The lost decade is often talked about in Japan. From 1990 to 2000, the Japanese economy was stuck in the aftermath of a burst housing bubble and the inability to channel investment into the “next big thing.” Of course that was the Internet. Today the U.S. is in a similar situation. We are in a post-housing bubble, a credit and banking crisis. We also face the difficult choice of figuring out the next big thing to invest in. If we miss it or do not get it right we will be Japan in the 1990s and Germany, Singapore, China, and Denmark will lead the next economic expansion. Where to put the money? The answer is simple - it’s The New New Deal. The Obama administration has a chance to set America on the right course. The question is… will it? Will they cave in the old New Deal (bail out the auto industry) or can they embrace the New New Deal? What is the New New Deal? According to Jefferey Sachs:
- The development of mass-market, battery-powered autos that achieve at least 100 mpg of gasoline on fleets by the year 2015.
- An efficient power grid that can carry renewable energy - solar from the Mojave Desert and wind from the Great Plains - to the population centers of the U.S.
- A utility industry that can reduce 80 percent of emissions per kilowatt on newly built power plants by 2016. For the U.S. to achieve this it will have to decrease consumption and increase investment. One policy to help would be for a gasoline tax to keep gas prices high to reduce consumption and create tax revenues to fund R&D. I would suggest a tax that would keep gasoline prices at $4.00 a gallon rising by 50 cents a gallon over the next four years. This would create the incentives to invest in our energy efficient and sustainable future.

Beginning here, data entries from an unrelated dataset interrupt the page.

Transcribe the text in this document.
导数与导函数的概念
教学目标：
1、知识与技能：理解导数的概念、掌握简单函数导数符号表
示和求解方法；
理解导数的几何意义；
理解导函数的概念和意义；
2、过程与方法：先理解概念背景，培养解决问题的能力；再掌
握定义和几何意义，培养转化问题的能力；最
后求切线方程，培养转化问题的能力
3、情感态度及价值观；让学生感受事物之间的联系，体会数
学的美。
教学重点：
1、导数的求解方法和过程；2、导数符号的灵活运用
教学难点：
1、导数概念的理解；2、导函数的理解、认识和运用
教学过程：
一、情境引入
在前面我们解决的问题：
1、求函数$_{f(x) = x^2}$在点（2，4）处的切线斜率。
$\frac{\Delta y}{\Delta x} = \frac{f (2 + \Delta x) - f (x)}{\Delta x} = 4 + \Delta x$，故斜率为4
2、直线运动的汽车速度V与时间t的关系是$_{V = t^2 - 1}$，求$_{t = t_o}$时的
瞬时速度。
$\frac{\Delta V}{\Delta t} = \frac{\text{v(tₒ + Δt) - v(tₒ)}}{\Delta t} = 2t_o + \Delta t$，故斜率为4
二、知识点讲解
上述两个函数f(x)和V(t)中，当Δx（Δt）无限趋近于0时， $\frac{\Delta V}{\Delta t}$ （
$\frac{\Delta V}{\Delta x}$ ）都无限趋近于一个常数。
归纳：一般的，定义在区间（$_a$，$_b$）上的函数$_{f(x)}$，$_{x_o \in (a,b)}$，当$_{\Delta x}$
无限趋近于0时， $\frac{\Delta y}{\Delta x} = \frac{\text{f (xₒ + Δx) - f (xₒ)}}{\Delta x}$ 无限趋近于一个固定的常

Tags: creative class taxes, energy, Japan



November 19th, 2008 at 4:00 pm
Japan’s Nikkei Index went to 45,000. The land under the Imperial Palace was worth more than the state of California. The levels of asset bubble were vastly more extreme than in the US. They also are suffering from demographic exhaustion (an aging, declining population with limited immigration). And they have a famously inflexible economy. None of which affect the United States.
What’s notable about people like Sachs is that no matter what the problem du jour, the prescription is always the same - more of their preferred social policies. We all like to see events as vindicating our world view. But the reality is much more complex.

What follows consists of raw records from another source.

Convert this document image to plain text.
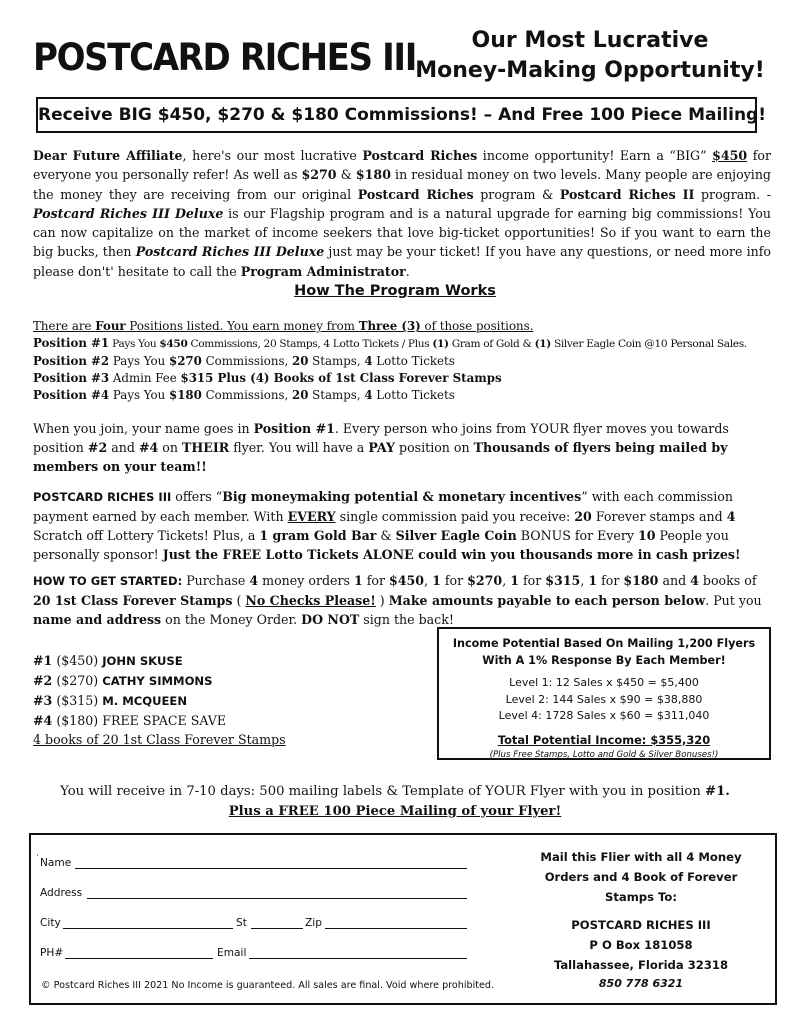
POSTCARD RICHES III	Our Most Lucrative
Money-Making Opportunity!
Receive BIG $450, $270 & $180 Commissions! – And Free 100 Piece Mailing!
Dear Future Affiliate, here's our most lucrative Postcard Riches income opportunity! Earn a “BIG” $450 for everyone you personally refer! As well as $270 & $180 in residual money on two levels. Many people are enjoying the money they are receiving from our original Postcard Riches program & Postcard Riches II program. - Postcard Riches III Deluxe is our Flagship program and is a natural upgrade for earning big commissions! You can now capitalize on the market of income seekers that love big-ticket opportunities! So if you want to earn the big bucks, then Postcard Riches III Deluxe just may be your ticket! If you have any questions, or need more info please don't' hesitate to call the Program Administrator.
How The Program Works
There are Four Positions listed. You earn money from Three (3) of those positions.
Position #1 Pays You $450 Commissions, 20 Stamps, 4 Lotto Tickets / Plus (1) Gram of Gold & (1) Silver Eagle Coin @10 Personal Sales.
Position #2 Pays You $270 Commissions, 20 Stamps, 4 Lotto Tickets
Position #3 Admin Fee $315 Plus (4) Books of 1st Class Forever Stamps
Position #4 Pays You $180 Commissions, 20 Stamps, 4 Lotto Tickets
When you join, your name goes in Position #1. Every person who joins from YOUR flyer moves you towards position #2 and #4 on THEIR flyer. You will have a PAY position on Thousands of flyers being mailed by members on your team!!
POSTCARD RICHES III offers “Big moneymaking potential & monetary incentives” with each commission payment earned by each member. With EVERY single commission paid you receive: 20 Forever stamps and 4 Scratch off Lottery Tickets! Plus, a 1 gram Gold Bar & Silver Eagle Coin BONUS for Every 10 People you personally sponsor! Just the FREE Lotto Tickets ALONE could win you thousands more in cash prizes!
HOW TO GET STARTED: Purchase 4 money orders 1 for $450, 1 for $270, 1 for $315, 1 for $180 and 4 books of 20 1st Class Forever Stamps ( No Checks Please! ) Make amounts payable to each person below. Put you name and address on the Money Order. DO NOT sign the back!
#1 ($450) JOHN SKUSE
#2 ($270) CATHY SIMMONS
#3 ($315) M. MCQUEEN
#4 ($180) FREE SPACE SAVE
4 books of 20 1st Class Forever Stamps
Income Potential Based On Mailing 1,200 Flyers
With A 1% Response By Each Member!
Level 1: 12 Sales x $450 = $5,400
Level 2: 144 Sales x $90 = $38,880
Level 4: 1728 Sales x $60 = $311,040
Total Potential Income: $355,320
(Plus Free Stamps, Lotto and Gold & Silver Bonuses!)
You will receive in 7-10 days: 500 mailing labels & Template of YOUR Flyer with you in position #1.
Plus a FREE 100 Piece Mailing of your Flyer!
˙ Name
Address
City	St	Zip
PH#	Email
© Postcard Riches III 2021 No Income is guaranteed. All sales are final. Void where prohibited.
Mail this Flier with all 4 Money
Orders and 4 Book of Forever
Stamps To:
POSTCARD RICHES III
P O Box 181058
Tallahassee, Florida 32318
850 778 6321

November 19th, 2008 at 4:15 pm
If I hear someone use the phrase “New New Deal” one more time, someone is going to get slapped!
Isn’t Sachs the guy that advised all the former Soviet Republics to rapidly privatize their industry by issuing shares to all citizens? “Shock Therapy”?
I actually have been advocating “Shock Therapy” for the US: no bailouts for banks. No bailouts for the auto industry. No bailouts for homeowners.
Let these companies fail. Let the banks forclose. Let’s get as much economic turnover and deflation as possible as soon as we can.
Yes, this will result in a couple of quarters of simply awful economic data. Growth will be non-existant. Unemployment will soar.
But it will be temporary and short lived, like the recession of 1983.
November 19th, 2008 at 8:26 pm
Buzzcut:
Great post; I can’t imagine why anybody would want to do anything and associate it with the failed New Deal. Next thing you know they’ll be talking about a Great Society 2.0 - I shudder to think
November 20th, 2008 at 11:38 am
If we let auto companies with anachronistic ideas fail; and keep gasoline high, the market intriguingly enough might take care of the rest:
Forward looking, innovative auto companies will create those new generation high efficiency automobiles; people will make appropriate lifestyle and location changes; new goods and services will emerge appropriate to these newer lifestyles that will tempt consumers into spending again.
If all this is combined with some “stimulus spending” on transit infrastructure, that combined result will be that more people will have more disposible income to spend on something other than cars and gasoline, which should benefit the economy far more.